Vorschläge: werde ich dir per mail schicken, in deinem Forum posten oder mittels irc/jabber(finde ich aber als schlechte Lösung) 

Kritik: CGI-Perl(-skripte) sind schön und gut, aber der Nachteil den du auch sicherlich kennst ist, dass CGI-Perl viel Resourcen in Anspruch nehmen. 

Vorschlag: PHP könnte Abhilfe schaffen, bringt natürlich auch Nachteile mit sich gegenüber CGI-Perl. Kombination aus dem Beiden auch ok. Perl und PHP -Versionen auch ok.

----------

## ian!

 *gentle2gentoo. wrote:*   

> 
> 
> Frage: Unter welchem Lizenz lässt du dein Projekt? GPL oder *BSD oder auch andere?
> 
> 

 

GPL, soweit es in einem Status ist, in dem es benutzbar ist.

Dann werde ich Sourcen usw. öffentlich machen.

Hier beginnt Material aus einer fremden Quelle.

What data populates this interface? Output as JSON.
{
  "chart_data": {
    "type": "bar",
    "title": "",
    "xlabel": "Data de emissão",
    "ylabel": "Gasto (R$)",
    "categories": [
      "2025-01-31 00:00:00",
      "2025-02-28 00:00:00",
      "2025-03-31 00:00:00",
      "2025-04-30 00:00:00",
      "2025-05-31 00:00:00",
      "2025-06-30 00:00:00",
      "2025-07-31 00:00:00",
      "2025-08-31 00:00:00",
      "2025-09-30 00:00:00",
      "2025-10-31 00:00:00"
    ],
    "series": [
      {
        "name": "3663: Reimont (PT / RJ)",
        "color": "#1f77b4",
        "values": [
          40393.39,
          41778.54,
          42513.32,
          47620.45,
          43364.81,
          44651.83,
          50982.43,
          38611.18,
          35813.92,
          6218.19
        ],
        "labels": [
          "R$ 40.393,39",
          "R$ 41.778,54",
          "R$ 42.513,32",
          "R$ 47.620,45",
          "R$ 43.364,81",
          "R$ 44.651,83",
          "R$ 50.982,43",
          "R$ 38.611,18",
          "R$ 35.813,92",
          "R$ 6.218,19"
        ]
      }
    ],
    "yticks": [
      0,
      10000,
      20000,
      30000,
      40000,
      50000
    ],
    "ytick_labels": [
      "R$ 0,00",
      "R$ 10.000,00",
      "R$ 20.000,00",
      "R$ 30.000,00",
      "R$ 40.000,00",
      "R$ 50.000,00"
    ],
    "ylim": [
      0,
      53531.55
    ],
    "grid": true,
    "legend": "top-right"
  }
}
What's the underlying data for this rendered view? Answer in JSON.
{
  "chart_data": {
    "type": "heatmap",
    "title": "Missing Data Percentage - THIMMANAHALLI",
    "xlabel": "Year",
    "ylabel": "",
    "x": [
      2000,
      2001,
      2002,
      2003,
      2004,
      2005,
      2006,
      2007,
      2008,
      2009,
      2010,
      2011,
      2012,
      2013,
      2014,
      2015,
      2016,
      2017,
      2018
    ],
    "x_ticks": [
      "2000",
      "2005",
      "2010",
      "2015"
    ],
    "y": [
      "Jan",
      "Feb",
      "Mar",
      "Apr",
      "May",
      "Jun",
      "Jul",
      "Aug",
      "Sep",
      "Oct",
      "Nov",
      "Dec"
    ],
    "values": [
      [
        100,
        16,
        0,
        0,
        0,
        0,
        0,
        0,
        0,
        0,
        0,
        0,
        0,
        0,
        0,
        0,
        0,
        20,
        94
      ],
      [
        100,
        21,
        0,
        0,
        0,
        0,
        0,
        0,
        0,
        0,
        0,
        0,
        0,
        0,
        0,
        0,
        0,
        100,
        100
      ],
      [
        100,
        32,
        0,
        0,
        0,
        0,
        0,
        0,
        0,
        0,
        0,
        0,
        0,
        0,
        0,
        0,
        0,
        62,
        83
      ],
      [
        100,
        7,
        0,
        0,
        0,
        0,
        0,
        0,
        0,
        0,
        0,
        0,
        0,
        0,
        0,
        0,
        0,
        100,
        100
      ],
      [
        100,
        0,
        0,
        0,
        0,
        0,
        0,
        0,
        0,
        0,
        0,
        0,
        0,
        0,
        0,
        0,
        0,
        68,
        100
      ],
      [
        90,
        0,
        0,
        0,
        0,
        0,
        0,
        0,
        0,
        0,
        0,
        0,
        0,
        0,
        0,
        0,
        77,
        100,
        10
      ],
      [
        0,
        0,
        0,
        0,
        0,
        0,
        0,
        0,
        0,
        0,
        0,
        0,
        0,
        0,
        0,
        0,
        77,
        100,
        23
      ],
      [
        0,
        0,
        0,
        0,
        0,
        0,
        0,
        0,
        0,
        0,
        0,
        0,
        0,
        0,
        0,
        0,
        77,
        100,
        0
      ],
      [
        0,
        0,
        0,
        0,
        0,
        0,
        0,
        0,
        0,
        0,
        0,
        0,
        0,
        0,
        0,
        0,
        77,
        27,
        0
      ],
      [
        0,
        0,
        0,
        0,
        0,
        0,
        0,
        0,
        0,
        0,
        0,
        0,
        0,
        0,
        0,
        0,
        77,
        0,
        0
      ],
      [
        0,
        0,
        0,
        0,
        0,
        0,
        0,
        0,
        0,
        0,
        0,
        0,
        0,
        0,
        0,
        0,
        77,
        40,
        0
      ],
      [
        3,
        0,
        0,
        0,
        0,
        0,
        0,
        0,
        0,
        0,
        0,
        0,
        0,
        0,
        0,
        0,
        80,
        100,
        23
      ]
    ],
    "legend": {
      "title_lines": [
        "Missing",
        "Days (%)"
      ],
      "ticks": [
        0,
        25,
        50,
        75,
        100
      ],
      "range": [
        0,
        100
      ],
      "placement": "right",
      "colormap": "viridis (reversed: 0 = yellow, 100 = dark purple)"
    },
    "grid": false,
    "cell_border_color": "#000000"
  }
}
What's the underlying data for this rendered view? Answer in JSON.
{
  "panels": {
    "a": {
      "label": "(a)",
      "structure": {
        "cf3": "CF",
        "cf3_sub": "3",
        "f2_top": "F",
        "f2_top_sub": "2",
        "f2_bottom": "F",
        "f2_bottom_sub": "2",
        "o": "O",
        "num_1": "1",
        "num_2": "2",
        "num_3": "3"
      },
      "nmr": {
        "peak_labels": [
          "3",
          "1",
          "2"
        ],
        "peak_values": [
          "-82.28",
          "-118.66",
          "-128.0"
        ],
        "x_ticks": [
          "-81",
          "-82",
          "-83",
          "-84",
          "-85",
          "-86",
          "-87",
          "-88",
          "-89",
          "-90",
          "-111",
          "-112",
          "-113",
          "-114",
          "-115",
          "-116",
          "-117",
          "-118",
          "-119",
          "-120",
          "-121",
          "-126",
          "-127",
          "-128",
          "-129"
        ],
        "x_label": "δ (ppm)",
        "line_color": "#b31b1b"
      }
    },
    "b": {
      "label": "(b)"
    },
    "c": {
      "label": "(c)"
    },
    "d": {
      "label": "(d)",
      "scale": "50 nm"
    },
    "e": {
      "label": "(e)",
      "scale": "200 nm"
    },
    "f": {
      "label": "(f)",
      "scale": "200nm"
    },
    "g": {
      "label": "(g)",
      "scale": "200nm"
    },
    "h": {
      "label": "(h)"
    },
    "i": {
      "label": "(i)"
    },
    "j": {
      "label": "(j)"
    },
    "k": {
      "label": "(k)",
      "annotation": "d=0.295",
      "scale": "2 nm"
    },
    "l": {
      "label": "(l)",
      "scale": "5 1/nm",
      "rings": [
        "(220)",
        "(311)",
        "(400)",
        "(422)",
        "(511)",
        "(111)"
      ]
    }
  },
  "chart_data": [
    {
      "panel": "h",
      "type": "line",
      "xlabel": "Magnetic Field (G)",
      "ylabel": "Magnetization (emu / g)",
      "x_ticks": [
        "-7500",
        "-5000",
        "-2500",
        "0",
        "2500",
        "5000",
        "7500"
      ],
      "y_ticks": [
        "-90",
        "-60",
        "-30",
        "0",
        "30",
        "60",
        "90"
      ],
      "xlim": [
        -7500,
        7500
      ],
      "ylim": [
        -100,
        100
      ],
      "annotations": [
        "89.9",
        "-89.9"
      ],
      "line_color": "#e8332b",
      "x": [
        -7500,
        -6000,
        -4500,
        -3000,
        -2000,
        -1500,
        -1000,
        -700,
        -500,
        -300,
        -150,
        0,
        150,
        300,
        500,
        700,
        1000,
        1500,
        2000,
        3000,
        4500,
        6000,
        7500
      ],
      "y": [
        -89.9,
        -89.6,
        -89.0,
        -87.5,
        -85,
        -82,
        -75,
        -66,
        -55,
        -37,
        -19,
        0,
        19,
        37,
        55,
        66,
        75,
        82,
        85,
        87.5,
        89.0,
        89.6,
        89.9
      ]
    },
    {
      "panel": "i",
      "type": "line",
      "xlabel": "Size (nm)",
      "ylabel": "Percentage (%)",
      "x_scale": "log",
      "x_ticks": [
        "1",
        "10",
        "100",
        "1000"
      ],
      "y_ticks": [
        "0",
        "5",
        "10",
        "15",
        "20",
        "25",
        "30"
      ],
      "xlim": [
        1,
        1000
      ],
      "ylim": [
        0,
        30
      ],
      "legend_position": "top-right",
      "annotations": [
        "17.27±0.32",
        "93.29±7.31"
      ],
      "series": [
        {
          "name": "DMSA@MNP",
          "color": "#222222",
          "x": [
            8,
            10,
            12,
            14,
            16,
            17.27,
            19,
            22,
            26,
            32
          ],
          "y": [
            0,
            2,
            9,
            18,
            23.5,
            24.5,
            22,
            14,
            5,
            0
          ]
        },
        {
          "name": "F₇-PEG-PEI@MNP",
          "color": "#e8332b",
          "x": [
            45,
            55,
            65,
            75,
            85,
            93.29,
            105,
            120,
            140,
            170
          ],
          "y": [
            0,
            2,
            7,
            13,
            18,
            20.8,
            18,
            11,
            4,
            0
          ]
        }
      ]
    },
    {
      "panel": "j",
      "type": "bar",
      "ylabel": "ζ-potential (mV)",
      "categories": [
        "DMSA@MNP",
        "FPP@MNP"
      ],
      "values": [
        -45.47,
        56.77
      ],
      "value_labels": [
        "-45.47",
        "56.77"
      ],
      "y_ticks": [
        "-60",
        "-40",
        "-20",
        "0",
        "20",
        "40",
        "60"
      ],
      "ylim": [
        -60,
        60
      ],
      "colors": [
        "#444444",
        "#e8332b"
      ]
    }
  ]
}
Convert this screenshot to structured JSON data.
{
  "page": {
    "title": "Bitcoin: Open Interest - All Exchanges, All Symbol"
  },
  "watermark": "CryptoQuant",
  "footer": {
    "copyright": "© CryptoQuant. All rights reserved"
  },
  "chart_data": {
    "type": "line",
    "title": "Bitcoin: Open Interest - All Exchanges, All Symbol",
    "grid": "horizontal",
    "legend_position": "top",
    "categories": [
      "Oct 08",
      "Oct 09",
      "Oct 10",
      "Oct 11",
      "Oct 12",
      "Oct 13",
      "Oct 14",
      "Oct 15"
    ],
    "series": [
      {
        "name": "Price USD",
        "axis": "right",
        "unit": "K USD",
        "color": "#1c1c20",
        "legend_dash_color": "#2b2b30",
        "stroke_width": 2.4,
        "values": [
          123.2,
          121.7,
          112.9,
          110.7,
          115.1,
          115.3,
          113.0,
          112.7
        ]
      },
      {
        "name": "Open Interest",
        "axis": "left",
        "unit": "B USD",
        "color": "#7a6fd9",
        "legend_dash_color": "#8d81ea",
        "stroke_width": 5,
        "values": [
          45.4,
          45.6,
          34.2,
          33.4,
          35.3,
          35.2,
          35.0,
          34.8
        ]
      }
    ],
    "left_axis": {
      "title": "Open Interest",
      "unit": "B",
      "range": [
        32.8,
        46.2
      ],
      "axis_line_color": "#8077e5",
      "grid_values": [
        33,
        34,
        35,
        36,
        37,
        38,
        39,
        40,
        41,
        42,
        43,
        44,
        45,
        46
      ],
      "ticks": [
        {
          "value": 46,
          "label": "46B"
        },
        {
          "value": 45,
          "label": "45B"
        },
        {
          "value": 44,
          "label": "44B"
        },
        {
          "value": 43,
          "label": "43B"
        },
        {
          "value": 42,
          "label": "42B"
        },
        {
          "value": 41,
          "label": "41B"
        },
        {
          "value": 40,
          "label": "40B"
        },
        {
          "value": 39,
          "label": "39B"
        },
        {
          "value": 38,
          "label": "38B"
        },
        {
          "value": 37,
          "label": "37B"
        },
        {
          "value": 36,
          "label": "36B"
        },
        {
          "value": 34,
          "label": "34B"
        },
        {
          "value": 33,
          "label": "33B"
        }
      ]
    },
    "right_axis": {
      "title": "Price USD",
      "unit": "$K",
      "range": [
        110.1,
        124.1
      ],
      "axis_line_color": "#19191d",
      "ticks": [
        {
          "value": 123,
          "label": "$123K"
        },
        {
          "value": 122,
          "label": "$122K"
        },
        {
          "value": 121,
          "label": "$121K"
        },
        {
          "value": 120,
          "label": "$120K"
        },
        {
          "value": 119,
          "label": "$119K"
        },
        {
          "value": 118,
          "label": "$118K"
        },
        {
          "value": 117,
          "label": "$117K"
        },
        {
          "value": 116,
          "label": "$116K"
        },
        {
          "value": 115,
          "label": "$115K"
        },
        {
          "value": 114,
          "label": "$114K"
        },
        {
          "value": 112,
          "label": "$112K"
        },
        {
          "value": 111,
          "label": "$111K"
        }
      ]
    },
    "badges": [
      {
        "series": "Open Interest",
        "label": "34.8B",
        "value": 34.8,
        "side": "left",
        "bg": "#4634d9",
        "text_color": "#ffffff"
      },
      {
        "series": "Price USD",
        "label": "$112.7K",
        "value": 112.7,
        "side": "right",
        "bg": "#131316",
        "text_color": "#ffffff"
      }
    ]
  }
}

 *gentle2gentoo. wrote:*   

> 
> 
> Kritik: CGI-Perl(-skripte) sind schön und gut, aber der Nachteil den du auch sicherlich kennst ist, dass CGI-Perl viel Resourcen in Anspruch nehmen. 
> 
> Vorschlag: PHP könnte Abhilfe schaffen, bringt natürlich auch Nachteile mit sich gegenüber CGI-Perl. Kombination aus dem Beiden auch ok. Perl und PHP -Versionen auch ok.
> ...

 

Es wird definitiv zunächst nur eine Perlversion geben. Das aus dem Grund, da man soetwas mit Perl IMHO am schnellsten erreichen kann. Ob PHP da schlanker ist, wage ich zu bezweifeln. Vorallem spielen die benötigten Ressourcen nicht wirklich ein Problem. Die jetztige Version ist weder optimiert, läuft nicht persistent im Speicher und liegt auf meinem Homewebserver, der mit statischer IP mit ADSL (768/128) am Internet hängt.

Gruß,

ian!

----------

## toskala

auch wenn ich normalerweise meinen vi echt liebgewonnen habe, das ding sieht schon funky aus.

weiter so

----------

## ian!

 *toskala wrote:*   

> auch wenn ich normalerweise meinen vi echt liebgewonnen habe, das ding sieht schon funky aus.
> 
> weiter so

 

Danke, danke!

"Alpha 3" folgt am 17.09.

Gruß,

ian!

----------

## ian!

Vorschläge zur Usability von "gentle2gentoo.":

 *gentle2gentoo. wrote:*   

> 
> 
> 1. Betreff: Delete Button 
> 
> Es sollte nicht neben jedem Textelement ein Delete-Button stehen. Vielmehr wäre es wünschenswert, daß zu löschende Elemente anhand einer Checkbox zu selektieren sind. Die Löschaktion soll dann über einen Delete-Button in der unteren Toolleiste erfolgen.
> ...

 

Allesamt gute Ideen, wie ich finde. Diese Features werden aber sicherlich erst in Alpha4 implementiert sein. Alpha3 folgt wie bereits angekündigt heute Abend.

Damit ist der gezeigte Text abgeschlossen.